Tuesday, July 12, 2011

Survival Rates

            Occasionally I choose a book purely on whim.  I’ve never heard of the book or the author before and decide to gamble seven dollars or so on this unknown entity.  I find it refreshing to stumble into a book completely free from expectations and biases with only the information the back cover supplies. Of course, I usually quickly shatter this state by looking it up online about ten pages into the book, but that is beside the point.  I’ve found some great books this way that I otherwise wouldn’t have touched and it’s a practice that I have no intention of giving up anytime soon.


            What I don’t like to mention is that while this method has uncovered some true gems, it is also a very effective way of finding absolutely disastrous books. Both fortunately and unfortunately, Mary Clyde’s short story collection “Survival Rates” falls into neither of these categories.  The Flannery O’Connor award winner is, in my opinion, just okay.

            The nine stories contained within the volume, though each different enough to avoid sounding repetitive, have some definite similarities with each other.  Among the most noticeable is the concentration on the aftermath.  Whether it is coping with a diagnosis or recovering from a breakup each piece gives a glimpse into one, or often several, people’s reactions.  The greatest downfall of the collection is most of the time it is just merely a glimpse and not fully a story.  There is nothing wrong with not having a traditional story arc but by about the fourth story in it begins to seem like this tendency is less of a device and more of a crutch.

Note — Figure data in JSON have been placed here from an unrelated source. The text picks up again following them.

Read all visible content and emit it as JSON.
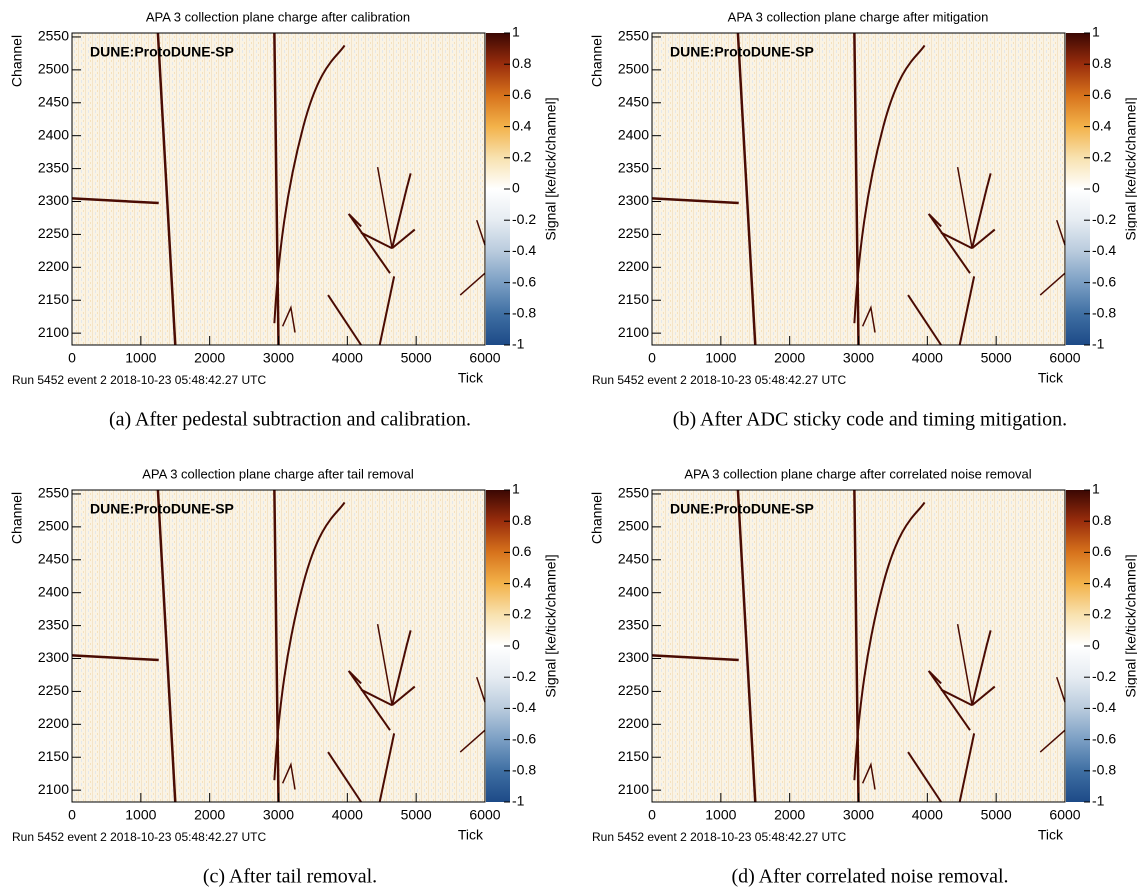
{
  "chart_data": [
    {
      "type": "heatmap",
      "title": "APA 3 collection plane charge after calibration",
      "xlabel": "Tick",
      "ylabel": "Channel",
      "colorbar_label": "Signal [ke/tick/channel]",
      "watermark": "DUNE:ProtoDUNE-SP",
      "run_info": "Run 5452 event 2 2018-10-23 05:48:42.27 UTC",
      "caption": "(a) After pedestal subtraction and calibration.",
      "xlim": [
        0,
        6000
      ],
      "xticks": [
        0,
        1000,
        2000,
        3000,
        4000,
        5000,
        6000
      ],
      "ylim": [
        2082,
        2556
      ],
      "yticks": [
        2100,
        2150,
        2200,
        2250,
        2300,
        2350,
        2400,
        2450,
        2500,
        2550
      ],
      "zlim": [
        -1,
        1
      ],
      "zticks": [
        -1,
        -0.8,
        -0.6,
        -0.4,
        -0.2,
        0,
        0.2,
        0.4,
        0.6,
        0.8,
        1
      ],
      "colorscale": [
        "#1d4a87",
        "#3f6fa3",
        "#7b9fc4",
        "#b9cbdd",
        "#e6ecf2",
        "#ffffff",
        "#f8e2b0",
        "#f3b24a",
        "#d7731c",
        "#9a2d0c",
        "#3a0703"
      ]
    },
    {
      "type": "heatmap",
      "title": "APA 3 collection plane charge after mitigation",
      "xlabel": "Tick",
      "ylabel": "Channel",
      "colorbar_label": "Signal [ke/tick/channel]",
      "watermark": "DUNE:ProtoDUNE-SP",
      "run_info": "Run 5452 event 2 2018-10-23 05:48:42.27 UTC",
      "caption": "(b) After ADC sticky code and timing mitigation.",
      "xlim": [
        0,
        6000
      ],
      "xticks": [
        0,
        1000,
        2000,
        3000,
        4000,
        5000,
        6000
      ],
      "ylim": [
        2082,
        2556
      ],
      "yticks": [
        2100,
        2150,
        2200,
        2250,
        2300,
        2350,
        2400,
        2450,
        2500,
        2550
      ],
      "zlim": [
        -1,
        1
      ],
      "zticks": [
        -1,
        -0.8,
        -0.6,
        -0.4,
        -0.2,
        0,
        0.2,
        0.4,
        0.6,
        0.8,
        1
      ],
      "colorscale": [
        "#1d4a87",
        "#3f6fa3",
        "#7b9fc4",
        "#b9cbdd",
        "#e6ecf2",
        "#ffffff",
        "#f8e2b0",
        "#f3b24a",
        "#d7731c",
        "#9a2d0c",
        "#3a0703"
      ]
    },
    {
      "type": "heatmap",
      "title": "APA 3 collection plane charge after tail removal",
      "xlabel": "Tick",
      "ylabel": "Channel",
      "colorbar_label": "Signal [ke/tick/channel]",
      "watermark": "DUNE:ProtoDUNE-SP",
      "run_info": "Run 5452 event 2 2018-10-23 05:48:42.27 UTC",
      "caption": "(c) After tail removal.",
      "xlim": [
        0,
        6000
      ],
      "xticks": [
        0,
        1000,
        2000,
        3000,
        4000,
        5000,
        6000
      ],
      "ylim": [
        2082,
        2556
      ],
      "yticks": [
        2100,
        2150,
        2200,
        2250,
        2300,
        2350,
        2400,
        2450,
        2500,
        2550
      ],
      "zlim": [
        -1,
        1
      ],
      "zticks": [
        -1,
        -0.8,
        -0.6,
        -0.4,
        -0.2,
        0,
        0.2,
        0.4,
        0.6,
        0.8,
        1
      ],
      "colorscale": [
        "#1d4a87",
        "#3f6fa3",
        "#7b9fc4",
        "#b9cbdd",
        "#e6ecf2",
        "#ffffff",
        "#f8e2b0",
        "#f3b24a",
        "#d7731c",
        "#9a2d0c",
        "#3a0703"
      ]
    },
    {
      "type": "heatmap",
      "title": "APA 3 collection plane charge after correlated noise removal",
      "xlabel": "Tick",
      "ylabel": "Channel",
      "colorbar_label": "Signal [ke/tick/channel]",
      "watermark": "DUNE:ProtoDUNE-SP",
      "run_info": "Run 5452 event 2 2018-10-23 05:48:42.27 UTC",
      "caption": "(d) After correlated noise removal.",
      "xlim": [
        0,
        6000
      ],
      "xticks": [
        0,
        1000,
        2000,
        3000,
        4000,
        5000,
        6000
      ],
      "ylim": [
        2082,
        2556
      ],
      "yticks": [
        2100,
        2150,
        2200,
        2250,
        2300,
        2350,
        2400,
        2450,
        2500,
        2550
      ],
      "zlim": [
        -1,
        1
      ],
      "zticks": [
        -1,
        -0.8,
        -0.6,
        -0.4,
        -0.2,
        0,
        0.2,
        0.4,
        0.6,
        0.8,
        1
      ],
      "colorscale": [
        "#1d4a87",
        "#3f6fa3",
        "#7b9fc4",
        "#b9cbdd",
        "#e6ecf2",
        "#ffffff",
        "#f8e2b0",
        "#f3b24a",
        "#d7731c",
        "#9a2d0c",
        "#3a0703"
      ]
    }
  ]
}
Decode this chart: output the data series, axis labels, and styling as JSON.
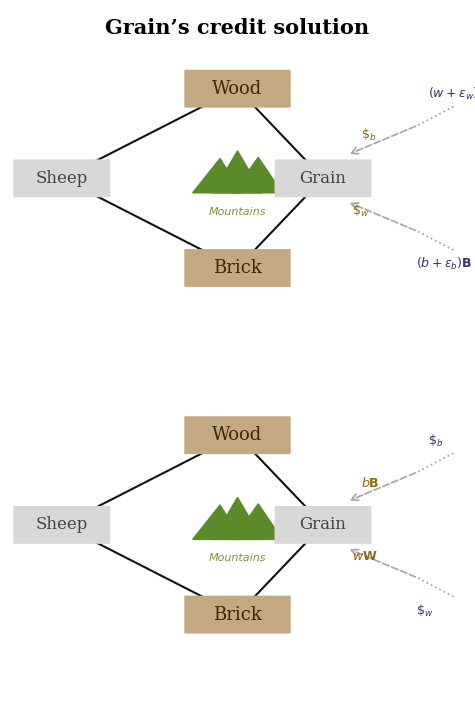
{
  "title": "Grain’s credit solution",
  "title_fontsize": 15,
  "bg_color": "#ffffff",
  "node_wood_color": "#C4A882",
  "node_brick_color": "#C4A882",
  "node_sheep_color": "#d8d8d8",
  "node_grain_color": "#d8d8d8",
  "mountain_color": "#5a8a2a",
  "mountains_label_color": "#8B8B3A",
  "line_color": "#111111",
  "arrow_color": "#aaaaaa",
  "diagram1": {
    "arrow1_label_top": "$(w + \\epsilon_w)\\mathbf{W}$",
    "arrow1_label_bot": "$\\$_b$",
    "arrow2_label_top": "$\\$_w$",
    "arrow2_label_bot": "$(b + \\epsilon_b)\\mathbf{B}$",
    "arrow1_top_is_dotted": true,
    "arrow2_bot_is_dotted": true
  },
  "diagram2": {
    "arrow1_label_top": "$\\$_b$",
    "arrow1_label_bot": "$b\\mathbf{B}$",
    "arrow2_label_top": "$w\\mathbf{W}$",
    "arrow2_label_bot": "$\\$_w$",
    "arrow1_top_is_dotted": true,
    "arrow2_bot_is_dotted": true
  }
}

            The other main thread in the collection is the southwestern U.S. setting.  There is one set in southern California, another in Utah, but most of the stories with a specified location take place in Phoenix, Arizona or one of its suburbs.  Normally I’m all for a southwest setting seeing as it tends to be woefully unused in literature, but Clyde’s depiction of it leaves a bad taste in my mouth. It’s not that Clyde misrepresents the area; it’s quite the opposite.  The author clearly knows the area very well but for some odd reason seems bent on showing the reader how much of an expert she is by throwing in oddly specific place names.  This is something that can be done acceptably when the story is set in a major city like New York or London but for a place like Phoenix, as large as it might be, the place is really an unknown to people who have never lived there.  I suppose it could be argued Clyde is trying to educate the readers about the city but these efforts occasionally come at the expense of the stories’ clarity.  Because really, how many people who aren’t also intimate with area will know that Smitties is a grocery store or understand all that is implied when a character is described as dressed in clothes from “Biltmore Fashion Park.”

            Despite these complaints “Survival Rates” is by no means a bad collection.  “Victor’s Funeral Urn,” “Pruitt Love,” and “Jumping” are my personal favorites but most of the others in the collection are quite good also.  Each of the stories hover on the edge of greatness and it makes me wish to see another collection by Clyde with her story telling skills better honed.  Seeing as it has been twelve years since the release of her first and only collection this may be the only of her writings the world ever receives which would be a shame because she’s not bad; not bad at all.

1 comment:

  1. I also enjoy finding random books to read, but you're right, it can go either way - sometimes they are great and sometimes they were on the 50 cent paperback shelf for a reason.